In my day I have worked on a golf course, installed underground irrigation systems, and at one point was the guy responsible for finding missing shoes at a major Toronto “sporting-lifestyle” store. Prior to this morning however, I had never been a farmhand. But as of 12 hours ago, I can officially say that there is some small part of Danny Austin that is a farmer. Hypothetically, if civilization crumbled and I was stranded with a friend who knew how to cultivate edible plants but for some reason didn’t know how to plant them, I just might survive.
This morning when the farm manager Mutuponde asked me whether I wanted to help out with planting in the fields I was pretty much priming myself for a good Internet cruise. My mornings in the office are spent corresponding with future guests, but there is always time to keep up-to-date on the latest news. I was going to try and find other overzealous Obama supporters and read their reactions to the election. I was going to read various previews of the Arsenal-Manchester United match taking place this afternoon in London. I was even planning on checking up on the latest Iron Man 2 script updates (apparently Terrence Howard has been replaced by Don Cheadle). However, once the offer to prove myself in the field came along, my internet-surfing itinerary was immediately a thing of the past.

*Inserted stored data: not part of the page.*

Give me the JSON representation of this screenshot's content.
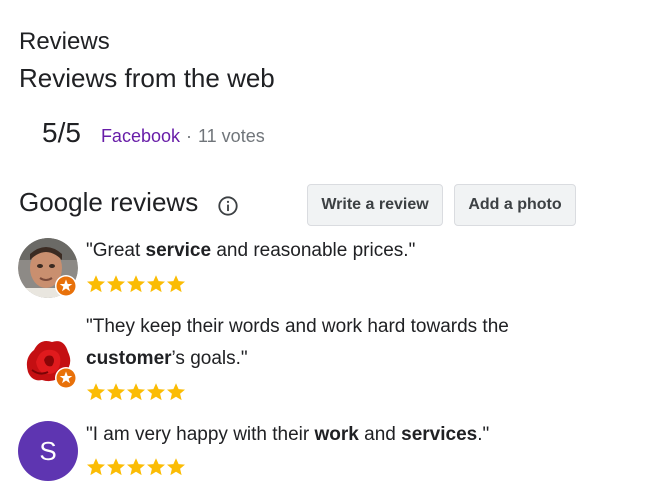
{
  "reviews_section": {
    "title": "Reviews",
    "web_title": "Reviews from the web",
    "web_item": {
      "score": "5/5",
      "source": "Facebook",
      "separator": "·",
      "votes": "11 votes"
    }
  },
  "google_reviews": {
    "title": "Google reviews",
    "info_icon": "info-circle-icon",
    "buttons": {
      "write_review": "Write a review",
      "add_photo": "Add a photo"
    },
    "star_color": "#fbbc04",
    "badge_color": "#e8710a",
    "items": [
      {
        "avatar": "man-photo",
        "quote_parts": [
          "\"Great ",
          "service",
          " and reasonable prices.\""
        ],
        "rating": 5,
        "local_guide_badge": true
      },
      {
        "avatar": "red-rose-photo",
        "quote_line1": "\"They keep their words and work hard towards the",
        "quote_line2_parts": [
          "customer",
          "’s goals.\""
        ],
        "rating": 5,
        "local_guide_badge": true
      },
      {
        "avatar_letter": "S",
        "avatar_color": "#5e35b1",
        "quote_parts": [
          "\"I am very happy with their ",
          "work",
          " and ",
          "services",
          ".\""
        ],
        "rating": 5,
        "local_guide_badge": false
      }
    ]
  }
}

My morning of farm work began with planting cardamom plants. Basically, any individual cardamom plant will provide a high yield of beans for five years. After those five years, most farmers will cut them down and replace them with new plants. If however, you pull a stock of cardamom out from the roots and replant it, a new stock with identical properties will grow directly next to it. You can therefore produce an entire crop of top-quality cardamom plants simply by monitoring what plants produce high yields or appear resistant to disease and replanting them. For the first hour and a half of my farming adventure I dug holes, and my boss’s daughter Maya would stick a six foot cardamom stock into the ground. It was such a fun change from sitting in an office that it made me feel like I should consider a change of careers. I thought to myself “Wow, I was born for this! I am such a great farmer!”
As it turns out though, when Mutuponde asked me if I wanted to help out with the farm work he declined to mention that after the first hour and a half I would have to kneel down with all my weight on the balls of my feet and plant young coffee plants for a full two hours more. It’s like playing leap-frog for two hours, but without any of the leaping or the hilarity of seeing grown adults acting like frogs. If you are like me and have a history of back problems, this ends up being incredibly painful. I should revise my earlier hypothetical end-of-civilization claim. It would appear that if I had to survive in a post-apocalyptic world by planting young coffee plants I would not last long. How anybody spends every day of their adult life crouched over in this position digging holes is beyond me. By the end of the morning I could barely move. I ended up spending a good portion of my afternoon lying in bed wondering when my Advil would kick in.
When I was in high school all of the supposed “tough guys” were obsessed with gangster rappers like 50 Cent. It turns out that they had it wrong. 50 Cent may have been able to sell crack on the mean streets of Brooklyn, but I do not think he would last one hour on a farmer’s field. Instead of baggy jeans and hooded sweat shirts, the teenage tough guys at my school should have been wearing overalls and straw hats if they wanted to prove how hardcore they really were.